The landmarks will be detected no matter there is occlusion on faces or not. My understanding is that if we use convex hull mask as supervised ground truth, the model will overfit so that it can not handle occlusion anymore. On the contrast, I believe the mask is able to learn more or less semantic segmentation, as shown in LR-GAN. But we have to find better architecture and loss function for masking on face swapping task.
The landmarks will be detected no matter there is occlusion on faces or not.
Yeah hence the need to give the network a 'loophole' by biasing the loss using rgb-face-loss*sigmoid, if the face is being generated well the loss will be near zero and we won't care about adjustments to the masking layer.
If the generation is poor however the rgb-face-loss*sigmoid is high and we do rigidly enforce the ground truth mask.
Can you elaborate more on the rgb-face-loss*sigmoid?
So we have the rgb-face-loss which represents purely the accuracy of the reproduction of the unmasked face.
The output of that is simply passed through some mapping function, perhaps sigmoid perhaps something harder, to force high losses towards 0 and low losses towards 1, then it becomes suitable for multiplication with the mask loss enforcing the full loss against the ground truth mask when the face is accurate but allowing the mask to take on any value when the face is innacurate.
If an occlusion appears it returns a high rgb-face-loss as an unexpected feature to appear in a face, this is forced low by the rgb-face-loss*sigmoid which then when multiplied with the mask loss it biases it towards zero which allows the mask output to move away from the ground-truth-mask.
For normal areas of the face without occlusion, rgb-face-loss is low which is forced high, passing the full loss back to the mask.
I think this is viable. It would be good if someone can run some experiment for prove of concept.
Here are the results I got after training for ~10k iters (4 hrs on K80) with perceptual loss. The masked faces are fairly good. So what I've learned is that, as long as perceptual loss is introduced during training, we probably don't have to prepare training data as much as I though it should.
However, the generated mask can not deal with hard sample, e.g., faces with motion blurs at the bottom left of figures above. As a result, the output video quality on non-stationary face is sub-optimal.
We can see there is one quick moment that it failed to transform the face to Downey. On the contrary, the mouth is preserved so that we know that he is shouting "just do it!".
But it is somehow eliminated after color correction. (Update: It's not eliminated, rather it's just becoming less discernible)
how I can get such masks in faceswap ?
Yet another results trained for 15k without perceptual loss. The model is not exactly the same with v2 model but the modifications should have little impact on output quality theoretically.
In the light of my recent experiments, I think the sharp masks shown in your post are due to too long of training so that the model is heavily overfit.
Is perceptional loss implemented in faceswap?
no
Hey shaoanlu, I noticed you mentioned color correction above
But it is somehow eliminated after color correction.
What do you do to produce color correction?
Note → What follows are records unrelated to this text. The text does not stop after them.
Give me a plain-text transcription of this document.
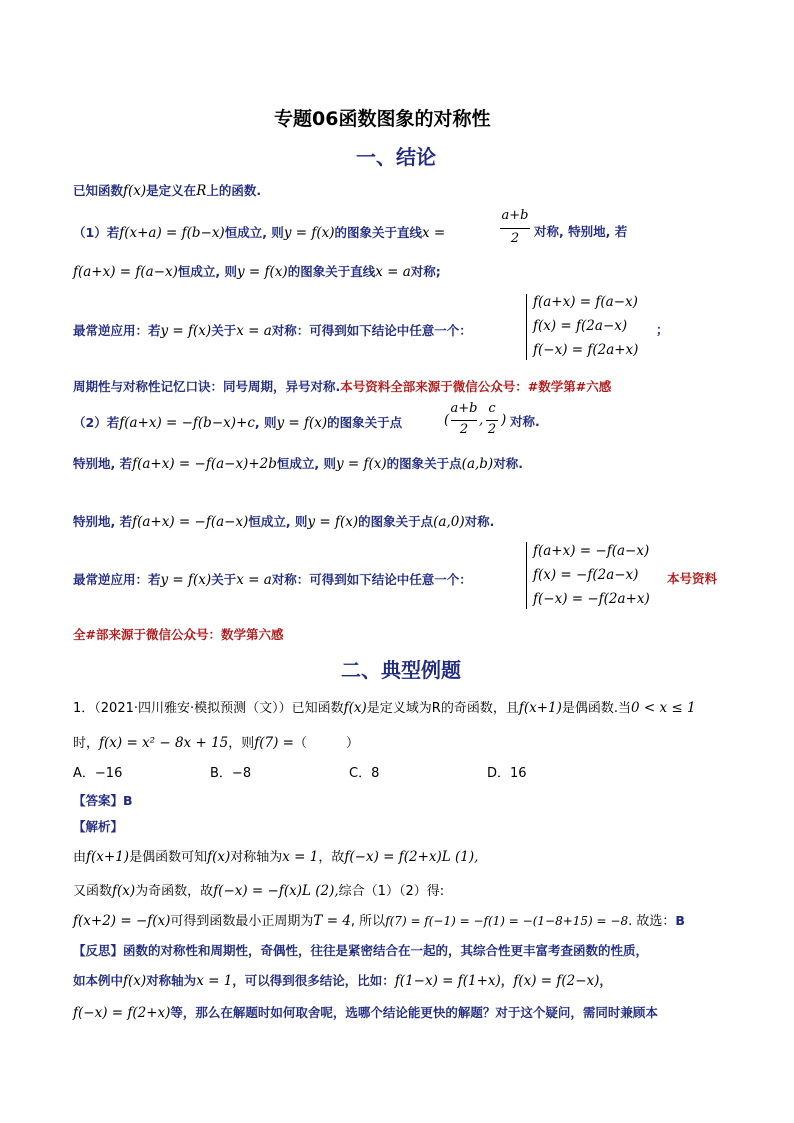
专题06函数图象的对称性
一、结论
已知函数f(x)是定义在R上的函数.
（1）若f(x+a) = f(b−x)恒成立, 则y = f(x)的图象关于直线x =
a+b
2	对称, 特别地, 若
f(a+x) = f(a−x)恒成立, 则y = f(x)的图象关于直线x = a对称;
最常逆应用：若y = f(x)关于x = a对称：可得到如下结论中任意一个：
f(a+x) = f(a−x)
f(x) = f(2a−x)
f(−x) = f(2a+x)
；
周期性与对称性记忆口诀：同号周期，异号对称.本号资料全部来源于微信公众号：#数学第#六感
（2）若f(a+x) = −f(b−x)+c, 则y = f(x)的图象关于点	(
a+b
2
,
c
2
) 对称.
特别地, 若f(a+x) = −f(a−x)+2b恒成立, 则y = f(x)的图象关于点(a,b)对称.
特别地, 若f(a+x) = −f(a−x)恒成立, 则y = f(x)的图象关于点(a,0)对称.
最常逆应用：若y = f(x)关于x = a对称：可得到如下结论中任意一个：
f(a+x) = −f(a−x)
f(x) = −f(2a−x)
f(−x) = −f(2a+x)
本号资料
全#部来源于微信公众号：数学第六感
二、典型例题
1．（2021·四川雅安·模拟预测（文））已知函数f(x)是定义域为R的奇函数，且f(x+1)是偶函数.当0 < x ≤ 1
时，f(x) = x² − 8x + 15，则f(7) =（　　　）
A．−16	B．−8	C．8	D．16
【答案】B
【解析】
由f(x+1)是偶函数可知f(x)对称轴为x = 1，故f(−x) = f(2+x)L (1),
又函数f(x)为奇函数，故f(−x) = −f(x)L (2),综合（1）（2）得:
f(x+2) = −f(x)可得到函数最小正周期为T = 4, 所以f(7) = f(−1) = −f(1) = −(1−8+15) = −8. 故选：B
【反思】函数的对称性和周期性，奇偶性，往往是紧密结合在一起的，其综合性更丰富考查函数的性质，
如本例中f(x)对称轴为x = 1，可以得到很多结论，比如：f(1−x) = f(1+x)，f(x) = f(2−x)，
f(−x) = f(2+x)等，那么在解题时如何取舍呢，选哪个结论能更快的解题？对于这个疑问，需同时兼顾本
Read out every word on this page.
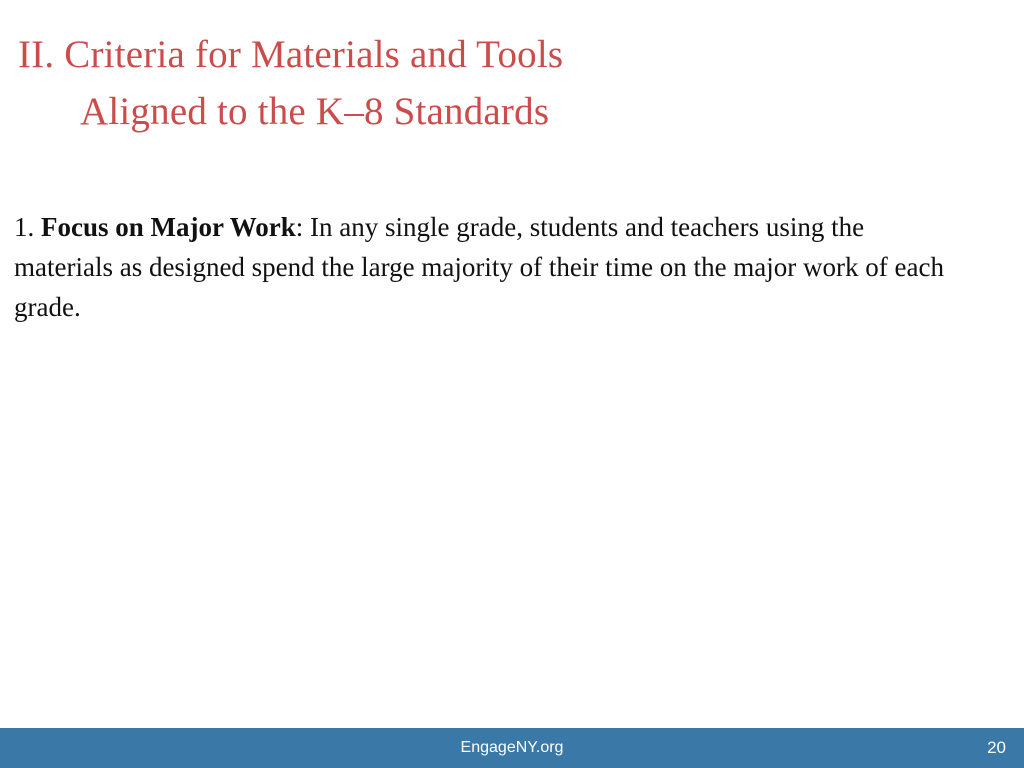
II. Criteria for Materials and Tools
Aligned to the K–8 Standards
1. Focus on Major Work: In any single grade, students and teachers using the materials as designed spend the large majority of their time on the major work of each grade.
EngageNY.org	20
Meaning, what software or, perhaps, what code? As I'm getting into this I'm finding my subject faces have such different skin tones, and I'm concerned it'll look like rubbish when I'm done.
Color correction is implemented through histogram matching. You can find the piece of code in v2_test_video notebooks.
The reason I did not include perceptual loss into faceswap is because it requires keras >2.1.1 and more VRAM. I worried that it will lead to lots of issues posts on the repo., thus I decide to remove it.
is histogram matching implemented in faceswap?
Probably not, I added it recently. However, I did not follow updates of faceswap closely so maybe there are some similar works been done.
Nope. Repo is pretty idle now.
About checkerboard artifacts https://distill.pub/2016/deconv-checkerboard/
dots with oversharped image is this normal , or faceswap developers adapted your plugin with errors?